Ecology (including pathogenesis) 


The Hepatitis C Virus 1a genotype (isolate 1), or HCV, is pathogenic to humans. An infection of HCV can result in two types of infections, a chronic or an acute infection. Those who contact HCV and display no symptoms are considered to have a chronic infection, however a chronic infection is not characterized by infection without symptoms as a chronic infection can be an infection displaying symptoms for 3-20 years (cite pub med). Symptoms for a HCV infection include: -Abdominal pain (right upper abdomen) -Abdominal swelling -Bleeding from the esophagus or stomach (due to dilated veins in the esophagus or stomach called varices -Dark urine -Fatigue -Fever -Itching -Jaundice -Loss of appetite -Nausea -Pale or clay-colored stools -Vomiting (2)

Most of these symptoms stem from the nature of the HCV. This 'nature' is that the HCV infects the liver, this infection is manifested as swelling or inflammation of the liver.

The genotype 6 of HCV was recently discovered and treatment for this strain is not yet understood and no treatment has been proven effective as of yet (3).

References 1: http://www.ncbi.nlm.nih.gov/Taxonomy/Browser/wwwtax.cgi?mode=Info&id=11104&lvl=3&lin=f&keep=1&srchmode=1&unlock

2: Ghany MG, Strader DB, Thomas DL, Seeff LB. American Association for the Study of Liver Diseases. Diagnosis, management, and treatment of hepatitis C: an update. Hepatology. 2009;49:1335-1374.

3: O'Leary JG, Davis GL. Hepatitis C. In: Feldman M, Friedman LS, Brandt LJ, eds. Sleisenger and Fordtran's Gastrointestinal and Liver Disease. 9th ed. Philadelphia, Pa: Saunders Elsevier; 2010:chap 79.
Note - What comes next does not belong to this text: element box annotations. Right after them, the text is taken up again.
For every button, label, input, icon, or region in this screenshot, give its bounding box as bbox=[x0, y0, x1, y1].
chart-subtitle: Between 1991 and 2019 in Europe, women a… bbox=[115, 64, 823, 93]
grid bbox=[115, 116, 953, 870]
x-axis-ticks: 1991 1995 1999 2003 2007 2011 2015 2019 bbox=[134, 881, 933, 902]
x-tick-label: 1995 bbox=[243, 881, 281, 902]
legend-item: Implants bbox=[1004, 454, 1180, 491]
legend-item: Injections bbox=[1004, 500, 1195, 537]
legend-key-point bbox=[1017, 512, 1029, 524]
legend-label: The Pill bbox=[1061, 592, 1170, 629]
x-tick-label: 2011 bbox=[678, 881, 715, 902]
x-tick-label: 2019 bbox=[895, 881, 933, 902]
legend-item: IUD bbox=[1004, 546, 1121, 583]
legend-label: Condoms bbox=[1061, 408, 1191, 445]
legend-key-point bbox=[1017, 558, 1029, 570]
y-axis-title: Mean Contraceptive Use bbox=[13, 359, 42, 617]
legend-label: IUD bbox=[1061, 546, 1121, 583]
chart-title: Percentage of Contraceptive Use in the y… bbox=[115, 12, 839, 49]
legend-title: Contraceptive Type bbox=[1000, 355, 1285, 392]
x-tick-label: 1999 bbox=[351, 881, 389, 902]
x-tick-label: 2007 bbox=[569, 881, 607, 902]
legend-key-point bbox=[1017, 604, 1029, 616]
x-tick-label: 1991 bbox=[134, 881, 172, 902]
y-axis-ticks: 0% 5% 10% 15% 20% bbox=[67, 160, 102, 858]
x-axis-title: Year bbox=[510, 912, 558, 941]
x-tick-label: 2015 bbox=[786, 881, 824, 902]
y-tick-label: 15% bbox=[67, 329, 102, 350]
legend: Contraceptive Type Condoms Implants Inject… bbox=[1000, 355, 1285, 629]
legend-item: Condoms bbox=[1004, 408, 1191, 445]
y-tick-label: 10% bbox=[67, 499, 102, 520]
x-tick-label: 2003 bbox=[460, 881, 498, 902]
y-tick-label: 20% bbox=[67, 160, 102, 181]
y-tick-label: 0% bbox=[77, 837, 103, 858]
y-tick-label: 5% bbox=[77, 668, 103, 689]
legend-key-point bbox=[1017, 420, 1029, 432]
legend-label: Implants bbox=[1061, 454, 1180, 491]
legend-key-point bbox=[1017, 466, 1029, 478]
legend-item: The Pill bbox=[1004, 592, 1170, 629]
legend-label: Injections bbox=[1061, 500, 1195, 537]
4: Frank C, Mohamed MK, Strickland GT, Lavanchy D, Arthur RR, Magder LS, ElKholy T, Abdel-Wahab Y, Aly Ohn ES, Anwar W, Sallam L. The role of parentral antischistosomal therapy in the spread of HCV in Egypt. Lancet. 2000;355:887–91. doi: 10.1016/S0140-6736(99)06527-7

5: http://www.uniprot.org/uniprot/P26664

6: Poynard T, Ratziu V, Benhamou Y, Opolon P, Cacoub P, Bedossa P: Natural history of HCV infection. Best Pract Res Clin Gastroenterol 2000, 14: 211–228.